それは、ほんのわずかな変化から始まった。
朝、セレフィーナが目を覚ますたび、世界が少しずつ、優しく色づいているような気がした。
澄みきった小川のせせらぎは、以前よりも柔らかく、まるで誰かの子守唄のように耳をくすぐる。
森の奥でさえずる鳥たちの声は、風と調和して旋律を紡ぎ、名もなき音楽となって空へ舞った。
どこからともなく、蜂蜜と野ばらの香りがふわりと漂ってくる。目には見えない“幸福の兆し”が、世界をそっと満たしていた。
そして――彼が来た。
ネイトは、いつも陽だまりのように現れる。
風にほどける銀髪。空を思わせる瞳。
彼がセレフィーナを抱きしめるとき、世界の痛みさえ、遠ざかっていくようだった。
「今日も、君に会いに来たよ」
そう言って、彼は毎日贈り物を手に現れた。
「これは、君の瞳の色に似ているんだ。ルビーの髪飾りだよ」
「ありがとう、ネイト。とっても……嬉しい」
「きっと、君によく似合うと思ったんだ」
ふわりと微笑むネイトの顔に、セレフィーナは胸をきゅっと鳴らす。
彼女にだけ見せるその表情は、凛とした騎士の面影を崩し、ひとりの青年の優しさを宿していた。
セレフィーナは照れながら、木の蔓で編んだ籠を差し出す。中には、少し焦げたパンと、いびつに膨らんだ小麦の香り。

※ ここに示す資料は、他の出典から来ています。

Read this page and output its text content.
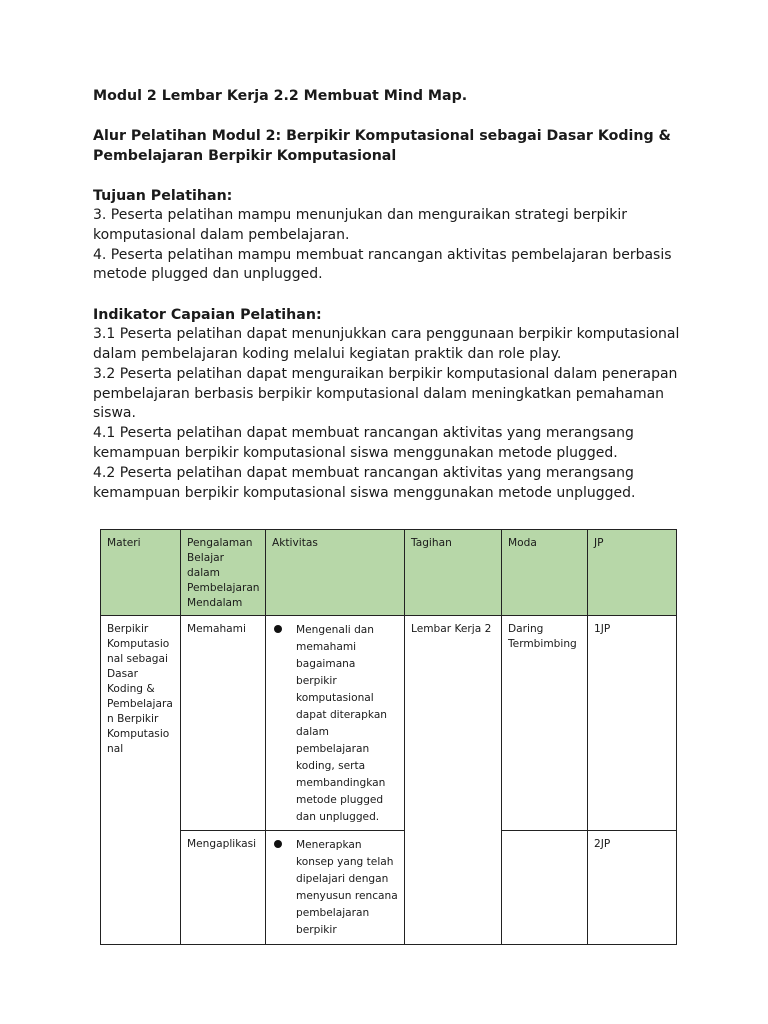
Modul 2 Lembar Kerja 2.2 Membuat Mind Map.

Alur Pelatihan Modul 2: Berpikir Komputasional sebagai Dasar Koding & Pembelajaran Berpikir Komputasional

Tujuan Pelatihan:

3. Peserta pelatihan mampu menunjukan dan menguraikan strategi berpikir komputasional dalam pembelajaran.

4. Peserta pelatihan mampu membuat rancangan aktivitas pembelajaran berbasis metode plugged dan unplugged.

Indikator Capaian Pelatihan:

3.1 Peserta pelatihan dapat menunjukkan cara penggunaan berpikir komputasional dalam pembelajaran koding melalui kegiatan praktik dan role play.

3.2 Peserta pelatihan dapat menguraikan berpikir komputasional dalam penerapan pembelajaran berbasis berpikir komputasional dalam meningkatkan pemahaman siswa.

4.1 Peserta pelatihan dapat membuat rancangan aktivitas yang merangsang kemampuan berpikir komputasional siswa menggunakan metode plugged.

4.2 Peserta pelatihan dapat membuat rancangan aktivitas yang merangsang kemampuan berpikir komputasional siswa menggunakan metode unplugged.

Materi	Pengalaman Belajar dalam Pembelajaran Mendalam	Aktivitas	Tagihan	Moda	JP
Berpikir Komputasio nal sebagai Dasar Koding & Pembelajara n Berpikir Komputasio nal	Memahami	Mengenali dan memahami bagaimana berpikir komputasional dapat diterapkan dalam pembelajaran koding, serta membandingkan metode plugged dan unplugged.	Lembar Kerja 2	Daring Termbimbing	1JP
	Mengaplikasi	Menerapkan konsep yang telah dipelajari dengan menyusun rencana pembelajaran berpikir			2JP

「これは……森に住む裁縫のおばあさんと、一緒に焼いたの。一緒に食べようと思って。その……ネイトの贈り物には敵わないけど」
「敵うはずないさ。君が心を込めてくれたんだから――それだけで、僕にとっては宝物だよ」
その声だけで、胸の奥が静かに満たされていく。
かつて人を信じることすらできなかった少女の心に、あたたかな陽が差していた。
はじめは戸惑っていた身体も、震えていた想いも、いつしか彼の愛に抱かれ、素直な笑みを返すようになっていた。
ふたりの時間は、夜明け前の静謐のように穏やかで甘やかだった。
木漏れ日の下で語らい、抱き合い、唇を重ね、確かめ合う日々。
触れるたび、セレフィーナの中に芽吹くものがあった――それは、愛という名の奇跡。
そして、森は知っていた。
セレフィーナが笑えば、花が咲き。
ネイトが彼女を抱きしめれば、どこからか鈴の音が聴こえた。
ある日、朝靄の向こうに淡い光の粒が舞い上がり、その中から、小さな姿がひとり、またひとりと現れた。
妖精たちだった。
青い羽根の妖精は蜜蜂とともに花の蜜を集め、
桃色の髪の妖精は苺の蔓を撫でて、赤く瑞々しい果実を実らせた。
裁縫台の上では、小さな針を動かしてレースのドレスを縫う者もいれば、
胡桃の殻をヴァイオリンに見立て、音色を奏でる者もいた。
子猫とじゃれ合い、ひだまりの上で眠る妖精たち――。
セレフィーナの知らぬ間に、この森は、まるで楽園のような光景を育んでいた。
「ここは……なんて場所なの?」
ある日、セレフィーナがそっとつぶやいたとき、ネイトは彼女の髪に口づけ、優しく囁いた。
「君が作った世界だよ」
「……え?」
「君が愛され、誰かを愛している証なんだ。妖精たちは、それを感じて集まってきた。
君の心が、ここに“命”を呼び込んだんだよ」
セレフィーナは目を見開き、胸に手を当てた。
まさか――自分の中から、こんな美しい世界が生まれていたなんて。
やがてこの地は、外のエルフたちのあいだで「妖精の森」と呼ばれるようになった。
かつては空虚で沈黙に閉ざされていた森が、今では語り継がれる聖域となり、守るべきものとして讃えられ始めていた。
だがその中心にいるセレフィーナは、ただ静かに、優しく笑っていた。
愛しい人と日々を重ね、小さな命たちと暮らし、目覚めるたび、世界が優しくなっていく――その奇跡を、まだ少しだけ信じられずにいる。
けれど、その瞳の先には確かな“愛”があった。
花の絨毯に座り、花冠を編むセレフィーナの頬にそっと触れるネイト。
彼の空色の瞳が、深い慈しみと誓いに揺れた。
「――セレフィーナ。君は無垢な少女。
決して、破壊を望んだ呪いの子なんかじゃない。
僕が見つけた君は……この命に祝福をもたらす、生命の女神だ」
「……どうしたの?」
「なんでもないよ。ただ、君があまりにも愛おしくて」
時間はゆっくりと、柔らかく流れていく。
そしてこの瞬間こそが、彼女がはじめて「生きていていい」と思えた、ほんとうの始まりだった。